Monday, March 19, 2012

Lundi: Recipes

Nellie Melba was an Australian gal with a beautiful voice.  So lovely was her singing that it won her world wide acclaim and a title as well.  Her name is now more familiar to most of us in relation to food rather than opera.  Dame Nellie had two items created for her by famous chef August Escoffier: Melba toast and Peach Melba.  The first were originally twice grilled, thin slices of bread that Nellie took for breakfast in the morning.  The second – quite against the lady’s weight-consciousness – was a decadent desert that is still on the menu at the Savoy Hotel, London, where it was originally created in 1894.

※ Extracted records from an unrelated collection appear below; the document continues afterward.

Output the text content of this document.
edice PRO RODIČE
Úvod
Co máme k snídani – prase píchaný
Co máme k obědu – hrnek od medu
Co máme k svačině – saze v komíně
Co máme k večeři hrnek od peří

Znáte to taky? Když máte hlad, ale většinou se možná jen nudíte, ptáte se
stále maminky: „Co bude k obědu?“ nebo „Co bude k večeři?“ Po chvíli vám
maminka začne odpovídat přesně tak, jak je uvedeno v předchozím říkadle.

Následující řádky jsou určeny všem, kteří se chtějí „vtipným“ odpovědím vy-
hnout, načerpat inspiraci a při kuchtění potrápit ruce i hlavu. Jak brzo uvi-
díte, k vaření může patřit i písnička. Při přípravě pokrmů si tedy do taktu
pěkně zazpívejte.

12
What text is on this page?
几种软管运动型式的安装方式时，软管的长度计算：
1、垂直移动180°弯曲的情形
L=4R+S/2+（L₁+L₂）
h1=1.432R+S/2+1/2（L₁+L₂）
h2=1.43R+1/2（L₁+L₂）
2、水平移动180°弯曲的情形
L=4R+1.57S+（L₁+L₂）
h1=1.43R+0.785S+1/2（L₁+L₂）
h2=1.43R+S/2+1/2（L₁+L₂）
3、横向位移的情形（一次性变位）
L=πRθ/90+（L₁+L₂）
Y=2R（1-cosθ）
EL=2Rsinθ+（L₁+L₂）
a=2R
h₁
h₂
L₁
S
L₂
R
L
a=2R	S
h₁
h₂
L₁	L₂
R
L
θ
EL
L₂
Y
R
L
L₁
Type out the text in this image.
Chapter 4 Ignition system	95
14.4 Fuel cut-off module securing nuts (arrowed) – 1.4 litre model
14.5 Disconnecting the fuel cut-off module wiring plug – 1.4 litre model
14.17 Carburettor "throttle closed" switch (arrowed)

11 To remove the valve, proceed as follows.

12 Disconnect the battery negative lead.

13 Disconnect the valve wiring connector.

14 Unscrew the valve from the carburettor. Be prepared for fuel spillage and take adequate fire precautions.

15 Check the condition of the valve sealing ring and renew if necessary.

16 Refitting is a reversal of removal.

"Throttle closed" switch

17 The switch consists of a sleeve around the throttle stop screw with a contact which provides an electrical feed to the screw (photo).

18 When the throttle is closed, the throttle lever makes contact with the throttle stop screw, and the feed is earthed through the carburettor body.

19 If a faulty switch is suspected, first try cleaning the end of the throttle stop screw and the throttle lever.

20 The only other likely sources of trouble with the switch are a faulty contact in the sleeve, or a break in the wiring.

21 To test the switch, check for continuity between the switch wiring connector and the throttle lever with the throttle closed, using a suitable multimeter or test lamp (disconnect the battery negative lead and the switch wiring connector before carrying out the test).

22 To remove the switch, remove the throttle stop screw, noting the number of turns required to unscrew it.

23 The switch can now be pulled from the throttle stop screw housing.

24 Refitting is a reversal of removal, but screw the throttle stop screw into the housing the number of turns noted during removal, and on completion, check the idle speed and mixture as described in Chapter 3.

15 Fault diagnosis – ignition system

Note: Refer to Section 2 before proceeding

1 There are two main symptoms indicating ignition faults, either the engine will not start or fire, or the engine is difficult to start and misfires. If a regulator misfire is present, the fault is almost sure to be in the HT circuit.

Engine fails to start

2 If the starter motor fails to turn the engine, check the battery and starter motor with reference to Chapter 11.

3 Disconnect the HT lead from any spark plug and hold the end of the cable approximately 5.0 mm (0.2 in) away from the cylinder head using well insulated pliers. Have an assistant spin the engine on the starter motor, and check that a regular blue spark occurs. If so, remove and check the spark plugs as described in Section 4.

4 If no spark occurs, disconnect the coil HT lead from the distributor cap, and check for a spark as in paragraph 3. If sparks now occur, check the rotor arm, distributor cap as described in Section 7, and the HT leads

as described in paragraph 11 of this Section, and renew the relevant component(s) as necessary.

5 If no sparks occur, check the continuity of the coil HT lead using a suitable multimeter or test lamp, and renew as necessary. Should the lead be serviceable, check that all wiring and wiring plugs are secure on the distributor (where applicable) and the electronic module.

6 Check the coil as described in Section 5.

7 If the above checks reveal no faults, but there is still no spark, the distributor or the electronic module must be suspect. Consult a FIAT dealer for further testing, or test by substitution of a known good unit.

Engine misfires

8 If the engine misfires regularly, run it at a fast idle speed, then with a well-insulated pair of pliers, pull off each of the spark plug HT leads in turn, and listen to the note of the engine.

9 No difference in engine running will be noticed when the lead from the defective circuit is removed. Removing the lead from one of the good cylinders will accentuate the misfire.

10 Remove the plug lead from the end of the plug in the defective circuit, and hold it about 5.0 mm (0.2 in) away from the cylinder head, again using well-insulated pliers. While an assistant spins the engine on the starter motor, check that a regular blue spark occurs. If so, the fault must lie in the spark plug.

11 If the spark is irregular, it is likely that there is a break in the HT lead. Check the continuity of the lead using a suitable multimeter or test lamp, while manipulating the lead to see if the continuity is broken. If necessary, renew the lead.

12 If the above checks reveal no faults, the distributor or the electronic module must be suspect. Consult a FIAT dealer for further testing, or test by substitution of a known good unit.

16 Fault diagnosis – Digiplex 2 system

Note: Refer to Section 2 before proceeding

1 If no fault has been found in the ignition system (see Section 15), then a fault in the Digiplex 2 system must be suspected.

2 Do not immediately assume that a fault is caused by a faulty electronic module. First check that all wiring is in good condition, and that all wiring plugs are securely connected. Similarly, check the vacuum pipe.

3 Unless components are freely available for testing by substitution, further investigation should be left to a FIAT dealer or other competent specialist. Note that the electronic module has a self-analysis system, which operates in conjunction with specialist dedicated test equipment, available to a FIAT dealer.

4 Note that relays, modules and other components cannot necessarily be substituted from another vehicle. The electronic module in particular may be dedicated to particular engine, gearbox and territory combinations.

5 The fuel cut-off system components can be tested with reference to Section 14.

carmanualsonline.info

You can buy Melba toast at the store, if you’re so inclined, but you really should make your own Peach Melba.  Here’s how:

2 cups sugar
1 whole vanilla bean
8 medium peaches, peeled and pitted
2 pints frozen raspberries, thawed (or use fresh if available)
Vanilla ice cream
Slivered almonds

In a large saucepan, bring 1 cup of sugar and 2 cups water to a boil, add the vanilla bean and boil until the syrup reaches “thread stage”: 232 degrees on a candy thermometer.  Add the peaches and cook until they are tender and easily pierced with a knife.  This takes about 15 minutes.  Allow this mixture to cool slightly.

Meanwhile, combine raspberries with 1 cup of sugar and 1 cup water in a small saucepan.  Heat over medium high heat until the mixture thickens, about 10 minutes.  Cool this mixture and strain or blend to form a puree.

On eight dishes, put down a scoop of vanilla ice cream and top with a peach.  Drizzle with raspberry puree and a sprinkle of slivered almonds.  Recipe courtesy of The Wild Women Association.  Bon appetite ~

Header: Dame Nellie Melba as Ophelia via the National Archives of Australia

2 comments:

Timmy! said...

Sounds tasty to me, Pauline...

Pauline said...

To me, too; and I'm not a big fan of peaches.